By retreating from attack to defence in just 18 months the worry is the Abbott Government has given up on economic reform and will be remembered as another missed opportunity like the Fraser project.
The Liberal Party is not as obsessed with its own history — and its role in Australian history — as the Labor Party is.
But they do still care about the past. Coalition governments measure themselves against the hero governments of Robert Menzies and John Howard and against the missed opportunities of Malcolm Fraser.
There was quiet, worried chatter before the 2013 election that Tony Abbott's Government, if it didn't grasp the nettle of economic reform, might be a similarly missed opportunity. It might be Malcolm Fraser Mark II.
So you could see what the Government was thinking with the 2014 budget. Don't worry — there will be no missed opportunity under our watch. The budget was aggressive and transformative. It was all very un-Fraser.
By contrast, last week's budget is the opposite of reformist. It adopts the same hold-the-ship-steady-and-hope-the-tides-will-wash-us-back-to-surplus approach that Wayne Swan took. And in other areas of reform — like tax or the federation or the financial sector — it's hard to see any enthusiasm in the Abbott Government for substantial change.
The about-face on fiscal repair between last year's budget and this year's effort has to rank with one of the largest ideological turnarounds in Australian politics.
In part this is because the Abbott opposition went into government with two different stories about its historical role. First, it wanted to fix the budget emergency. Labor had left Australia's public finances in crisis. Tough decisions, fortitude and spending cuts were required. The age of entitlement was over and so forth.
But they also told another story: that the Abbott Government would be the restoration of the old Howard order; stable, secure, "adult government". Abbott would bring long term continuity rather than change. Hence the emphasis on old Howard ministry hands.
The Abbott Government has swung wildly between these two extremes. From September 2013 to May 2014 it marketed itself as adult stability. Then it had a turn at radical reformism. Then, with the turn to national security in August last year, it grasped its way back to adult stability again. Last week's budget is the end of that process. All of last year's problems have been stowed away or thrown overboard. Equilibrium has been reached.
Within the Liberal Party, the Fraser government has a reputation for slovenliness. But it too had some substantial early ambitions. In many ways the Fraser government has been unfairly maligned.
For instance, Fraser's new federalism remains the best attempt to resolve the problems and contradictions of Australia's federation. The Fraser government temporarily indexed income tax rates, getting rid of the bracket creep through which inflation lifts us all into a higher tax bracket without adding to our real incomes.
In hindsight, these things look pretty good. Abbott expressed some interest in reform of the federation, evolving from his anti-states position in his 2009 book Battlelines to a more interesting devolution position in recent years. There's even been intermittent chatter about returning tax powers to the states. But the federation white paper process has dropped off the face of the earth.

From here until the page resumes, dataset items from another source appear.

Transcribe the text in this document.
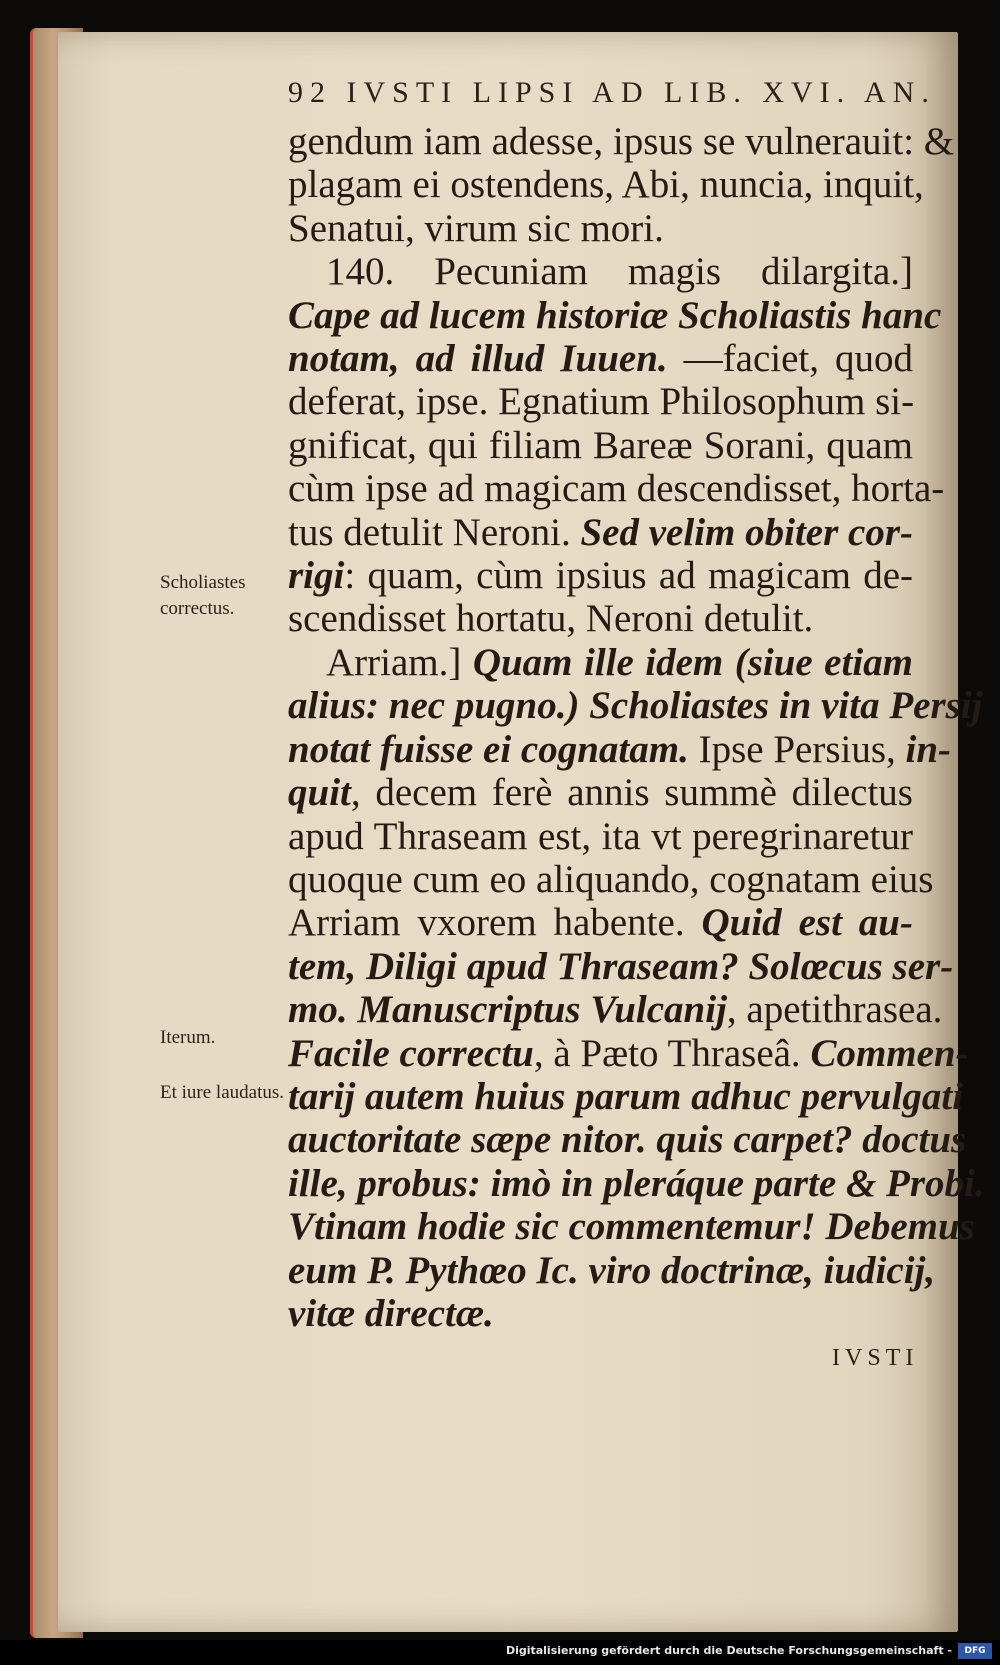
92 IVSTI LIPSI AD LIB. XVI. AN.
gendum iam adesse, ipsus se vulnerauit: &
plagam ei ostendens, Abi, nuncia, inquit,
Senatui, virum sic mori.
140. Pecuniam magis dilargita.]
Cape ad lucem historiæ Scholiastis hanc
notam, ad illud Iuuen. —faciet, quod
deferat, ipse. Egnatium Philosophum si-
gnificat, qui filiam Bareæ Sorani, quam
cùm ipse ad magicam descendisset, horta-
tus detulit Neroni. Sed velim obiter cor-
rigi: quam, cùm ipsius ad magicam de-
scendisset hortatu, Neroni detulit.
Arriam.] Quam ille idem (siue etiam
alius: nec pugno.) Scholiastes in vita Persij
notat fuisse ei cognatam. Ipse Persius, in-
quit, decem ferè annis summè dilectus
apud Thraseam est, ita vt peregrinaretur
quoque cum eo aliquando, cognatam eius
Arriam vxorem habente. Quid est au-
tem, Diligi apud Thraseam? Solœcus ser-
mo. Manuscriptus Vulcanij, apetithrasea.
Facile correctu, à Pæto Thraseâ. Commen-
tarij autem huius parum adhuc pervulgati
auctoritate sæpe nitor. quis carpet? doctus
ille, probus: imò in pleráque parte & Probi.
Vtinam hodie sic commentemur! Debemus
eum P. Pythœo Ic. viro doctrinæ, iudicij,
vitæ directæ.
Scholiastes correctus.
Iterum.
Et iure laudatus.
IVSTI
Digitalisierung gefördert durch die Deutsche Forschungsgemeinschaft -	DFG
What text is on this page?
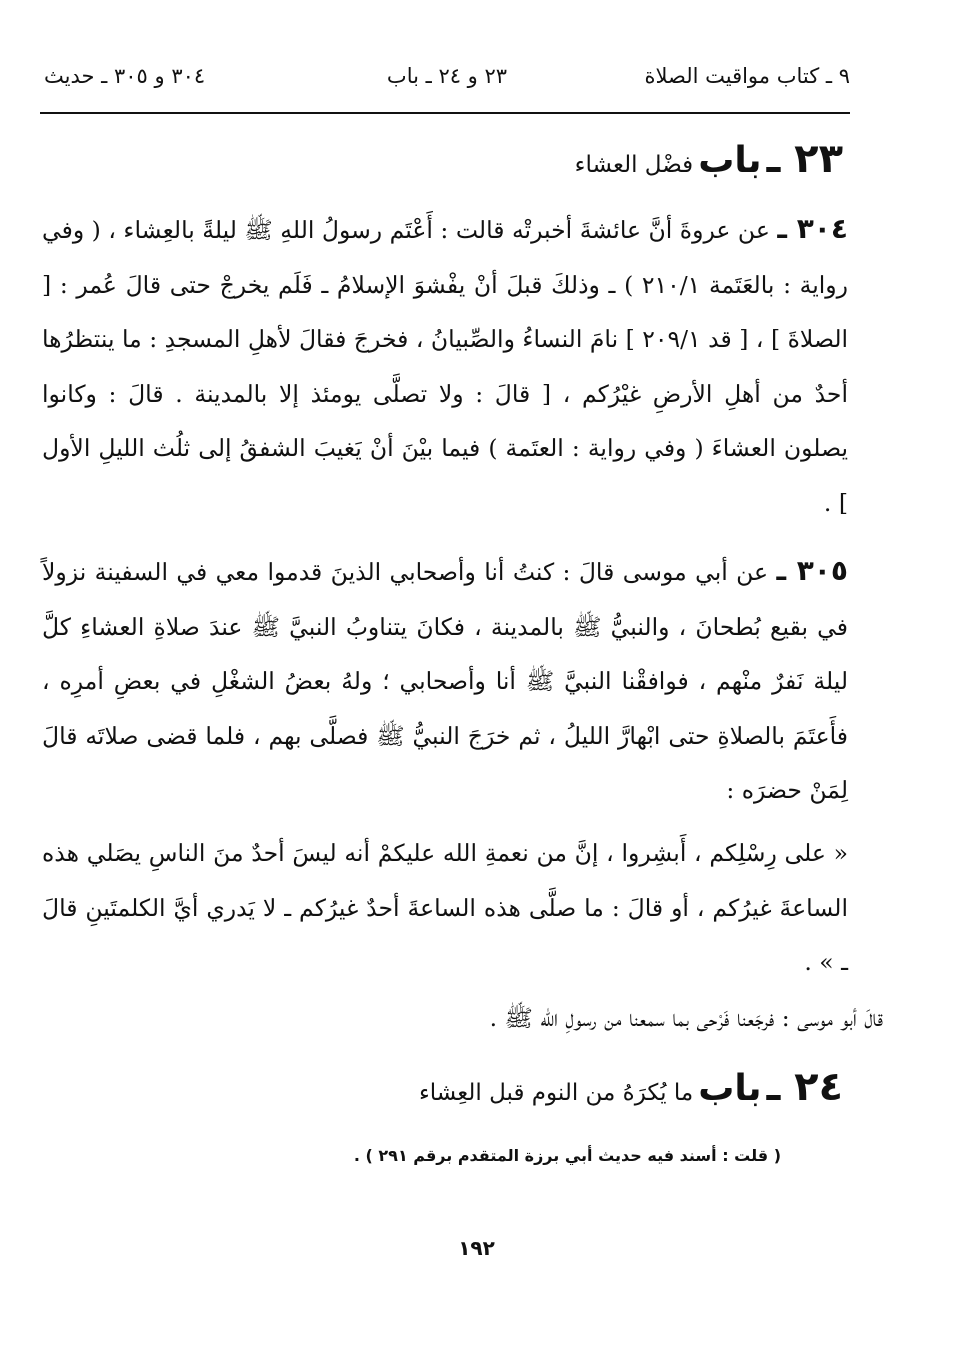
٩ ـ كتاب مواقيت الصلاة
٢٣ و ٢٤ ـ باب
٣٠٤ و ٣٠٥ ـ حديث
٢٣ ـ باب فضْل العشاء
٣٠٤ ـ عن عروةَ أنَّ عائشةَ أخبرتْه قالت : أَعْتَم رسولُ اللهِ ﷺ ليلةً بالعِشاء ، ( وفي رواية : بالعَتَمة ٢١٠/١ ) ـ وذلكَ قبلَ أنْ يفْشوَ الإسلامُ ـ فَلَم يخرجْ حتى قالَ عُمر : [ الصلاةَ ] ، [ قد ٢٠٩/١ ] نامَ النساءُ والصِّبيانُ ، فخرجَ فقالَ لأهلِ المسجدِ : ما ينتظرُها أحدٌ من أهلِ الأرضِ غيْرُكم ، [ قالَ : ولا تصلَّى يومئذ إلا بالمدينة . قالَ : وكانوا يصلون العشاءَ ( وفي رواية : العتَمة ) فيما بيْنَ أنْ يَغيبَ الشفقُ إلى ثلُث الليلِ الأول ] .
٣٠٥ ـ عن أبي موسى قالَ : كنتُ أنا وأصحابي الذينَ قدموا معي في السفينة نزولاً في بقيع بُطحانَ ، والنبيُّ ﷺ بالمدينة ، فكانَ يتناوبُ النبيَّ ﷺ عندَ صلاةِ العشاءِ كلَّ ليلة نَفرٌ منْهم ، فوافقْنا النبيَّ ﷺ أنا وأصحابي ؛ ولهُ بعضُ الشغْلِ في بعضِ أمرِه ، فأَعتَمَ بالصلاةِ حتى ابْهارَّ الليلُ ، ثم خرَجَ النبيُّ ﷺ فصلَّى بهم ، فلما قضى صلاتَه قالَ لِمَنْ حضرَه :
« على رِسْلِكم ، أَبشِروا ، إنَّ من نعمةِ الله عليكمْ أنه ليسَ أحدٌ منَ الناسِ يصَلي هذه الساعةَ غيرُكم ، أو قالَ : ما صلَّى هذه الساعةَ أحدٌ غيرُكم ـ لا يَدري أيَّ الكلمتَينِ قالَ ـ » .
قالَ أبو موسى : فرجَعنا فَرْحى بما سمعنا من رسولِ الله ﷺ .
٢٤ ـ باب ما يُكرَهُ من النوم قبل العِشاء
( قلت : أسند فيه حديث أبي برزة المتقدم برقم ٢٩١ ) .
١٩٢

Joe Hockey's tax review is likely to enter history as just another pointless tax review. Far from eliminating bracket creep, the Abbott Government is relying on it to raise taxes. And nobody thinks that Abbott's Murray inquiry into financial regulation will do anything like what Fraser's Campbell committee did for the Australian economy.
The Fraser project died a slow death. Particularly in its latter years the government reverted to simple tax and spend politics. The Campbell committee's report languished, leaving the opportunity for financial deregulation to the Hawke government.
But this is the natural way of things. Governments tend to atrophy. They get lazy and comfortable. They move from critics of the status quo to its most loyal defenders.
The worry is that the Abbott Government has accelerated its own decay. It's retreated from attack to defence in just eighteen months.
One of the central ideas in the Labor tradition is that the Labor Party is the agent of change in Australian history. Labor is the party of action and initiative (the party of Chifley and Whitlam and Keating) and the Coalition is the party of reaction and resistance (staid old Menzies and Howard). Julia Gillard's former speechwriter Michael Cooney restates this idea in his recent book.
It's hard to begrudge Labor its own self-serving mythology. But the trajectory of the Abbott and Fraser governments show how useless the initiative-versus-resistance story is.
We've spent the last year listening to Bill Shorten defend the status quo against the extreme "Tories". Labor has done its fair share of resistance. And the Coalition has offered its fair share of radicalism. But it might be many years before a Coalition government offers bold economic reform again.